South West Interconnected System
The South West Interconnected System (SWIS) is the largest power system in Western Australia. It is an islanded system with no interconnectors and has a peak demand of ~4.5 GW.
The system has 9,431 MW of registered capacity (as at January 2026), comprising 3,120 MW of gas, 2,157 MW of DER (rooftop PV and residential BESS), 1,325 MW of BESS, 1,199 MW of coal, 1,197 MW of wind, 251 MW of solar PV, 122 MW of diesel and 60 MW of bioenergy and other generation technology.
On 20 December 2025, the SWIS recorded an instantaneous IBR penetration of 91.1%.
Kaua’i system
The Kaua’i island system in Hawai’i is a standalone system with peak demand of ~90 MW, operated by the Kaua’i Island Utility Cooperative (KIUC). The system comprises 110.5 MW of fossil-fuel thermal generation, 78 MW of solar PV, 47 MW / 222 MWh of BESS, 16.25 MW of hydro and 6.7 MW of biomass.

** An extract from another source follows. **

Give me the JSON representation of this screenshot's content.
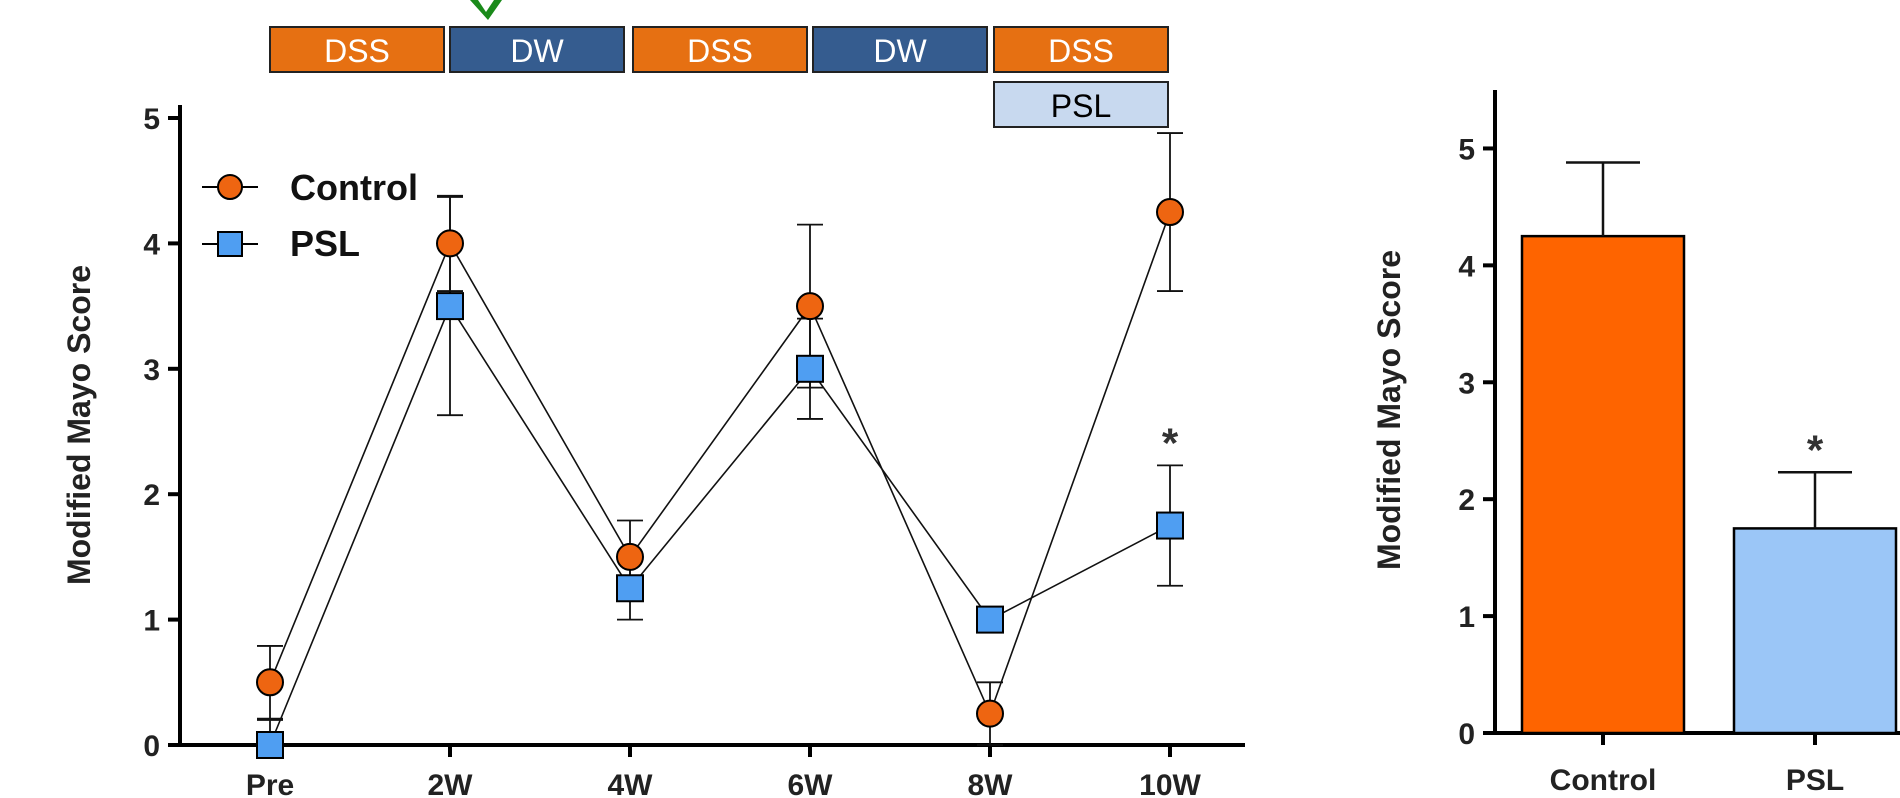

The Kapaia GE LM2500 gas-turbine generator is fitted out with a clutch and can operate in synchronous condenser mode, providing inertia, voltage control and fault current support for the system.
The system has operated at 100% renewable energy penetration and has reached ~85% IBR penetration.
What else do we need to do to prove 100% IBR operation?
There is ample evidence to suggest that 100% IBR operation in large-scale grids is practically feasible (and not just a theoretical possibility). In fact, the Gotland system demonstrated that this was possible (with the help of synchronous condensers) over 70 years ago.
So what is stopping utilities and system operators? We offer a few possible reasons:
- For systems like Kaua’i, there is no real driver to test 100% IBR operation as the system can already operate at 100% renewable penetration (with biomass and hydro).
- For systems like Tasmania, it may be simply a lack of investment as the AEMO/TasNetwork 100% IBR generation study indicates that the system is just a few asset investments away from being able to operate at 100% IBR (e.g. BESS and system strength support in Southern Tasmania).
- The inherent conservativeness of utilities and system operators that serve the public is no doubt also a factor (e.g. the political and economic consequences of a botched test affecting thousands to millions of people are significant).
There are also other field tests that may be worth proving out. For example, the larger systems that have reached 100% IBR (e.g. Dalrymple, Port Gregory) tend to have a single grid-forming inverter that manages balancing and reserves. System operation with multiple grid-forming inverters and decentralised control is a scenario that could be worth testing in a more limited way (e.g. by isolating a small region of the grid).
A glimpse of multiple grid-forming inverters in action, albeit inadvertently, was in Fortescue’s Pilbara grid when a non-credible contingency tripped all thermal generation from the system. The system did not collapse and was held up by a solar farm and two grid-forming BESS hundreds of kilometres apart.